Charles-Maurice de Talleyrand |
“C’est plus qu’un crime, c’est
une faute!”
(Talleyrand,
a propósito da execução do Duque d’Enghien)
No salão de Ana
Pavlovna, a “falta” de Napoleão é tema de conversa logo no início de “Guerra e
Paz”. O aparente mau-gosto de Talleyrand tem origem na sua concepção do Estado.
É graças a ela que está pronto a compreender um crime, se necessário por razões
políticas, mas não a falta de inteligência no caminho da ambição. Claro que
isto tem a marca de Maquiavel.
Como diz Cassirer,
este teórico da política há muito deixou de ser uma das encarnações do Diabo,
sendo reconhecido, já desde os finais do século XVIII, o seu “realismo” e a sua
honestidade intelectual. É um erro, sem dúvida, julgar um Estado como uma
pessoa. E os que querem “cavalgar” os seus tentáculos têm que conhecer a
natureza do monstro.
Isto serve de
introdução a um comentário sobre a crise em que balouçamos e sobre alguns dos
seus protagonistas. É pensando naquela doutrina “realista” do Estado que me
sinto tentado a considerar o nosso Sócrates como um político maquiavélico,
capaz, por exemplo, como sugerem alguns “analistas”, de precipitar a crise,
desrespeitando um formalismo essencial (
na apresentação do PEC IV), para provocar eleições no momento mais favorável
para o partido com ele à frente.
Mas talvez o “crime”,
que neste caso é o agravamento das dificuldades dos portugueses seja, antes do
mais, uma “falta”, no sentido de Talleyrand. É que a sua ambição (legítima,
porque é melhor para todos que a política seja movida por uma paixão política,
como é a ambição do poder, do que pelo o
desejo de encher os bolsos ou o oportunismo das clientelas) expôs demasiado a
sua personalidade, a ponto de quase ninguém querer ver uma solução com ele,
pese embora o facto dos que vierem poderem não ter a mesma “fibra”.

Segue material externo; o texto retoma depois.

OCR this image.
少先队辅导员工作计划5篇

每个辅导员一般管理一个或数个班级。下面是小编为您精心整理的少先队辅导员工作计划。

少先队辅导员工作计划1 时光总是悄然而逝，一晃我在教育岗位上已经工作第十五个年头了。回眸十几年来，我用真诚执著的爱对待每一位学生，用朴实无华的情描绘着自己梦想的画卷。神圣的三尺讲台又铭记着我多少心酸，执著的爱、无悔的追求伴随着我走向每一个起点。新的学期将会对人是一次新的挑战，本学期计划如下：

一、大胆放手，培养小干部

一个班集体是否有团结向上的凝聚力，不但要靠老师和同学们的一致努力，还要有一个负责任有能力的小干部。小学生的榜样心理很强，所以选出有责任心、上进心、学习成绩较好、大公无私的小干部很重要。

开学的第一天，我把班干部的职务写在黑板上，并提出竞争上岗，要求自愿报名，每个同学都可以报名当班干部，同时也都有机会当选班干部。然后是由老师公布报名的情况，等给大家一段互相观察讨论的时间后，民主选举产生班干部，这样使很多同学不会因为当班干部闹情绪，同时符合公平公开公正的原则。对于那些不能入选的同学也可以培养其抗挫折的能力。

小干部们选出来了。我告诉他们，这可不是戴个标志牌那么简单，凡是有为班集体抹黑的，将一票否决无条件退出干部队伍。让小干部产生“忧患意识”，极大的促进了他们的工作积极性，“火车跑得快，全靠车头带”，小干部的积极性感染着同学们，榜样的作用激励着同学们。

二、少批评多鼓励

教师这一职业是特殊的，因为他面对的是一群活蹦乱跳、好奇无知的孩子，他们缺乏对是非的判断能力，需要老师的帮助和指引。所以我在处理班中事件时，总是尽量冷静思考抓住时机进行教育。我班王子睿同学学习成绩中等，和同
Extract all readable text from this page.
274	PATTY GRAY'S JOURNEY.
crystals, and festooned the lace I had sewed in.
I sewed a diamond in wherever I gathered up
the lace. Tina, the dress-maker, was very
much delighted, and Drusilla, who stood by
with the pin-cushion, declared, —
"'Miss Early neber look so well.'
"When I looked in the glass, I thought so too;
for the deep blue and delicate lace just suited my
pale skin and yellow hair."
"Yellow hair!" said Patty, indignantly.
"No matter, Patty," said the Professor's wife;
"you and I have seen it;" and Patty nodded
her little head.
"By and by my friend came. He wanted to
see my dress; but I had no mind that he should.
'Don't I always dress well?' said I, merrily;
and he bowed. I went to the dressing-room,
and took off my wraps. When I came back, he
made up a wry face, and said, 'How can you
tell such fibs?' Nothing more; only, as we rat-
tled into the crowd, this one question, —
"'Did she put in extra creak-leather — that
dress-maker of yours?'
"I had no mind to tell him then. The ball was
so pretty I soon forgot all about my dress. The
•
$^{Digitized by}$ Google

Como no teatro, sai o político forte (mas
polémico) e entra, pela direita baixa, o “low
profile” adequado aos tempos de “apagada e vil tristeza”. O maquiavelismo
de Sócrates era ainda um sinal de vida. Espera-nos a cinza soprada do Norte.
Marcelo Rebelo de
Sousa é o porta-voz desse “bom-senso” anti-socrático. Mas como disseram ao
Cínico, vê-se bem, por detrás da “modéstia” da sua análise, a vaidade de transformar
uma oportunidade perdida (a sua proposta de aprovação do PEC, seguida de
eleições) em “necessidade”. Afinal não eram os sacrifícios pedidos que estavam
em causa, mas a antecipação de eleições. Mas talvez seja essa a “falta” do “challenger” da oposição.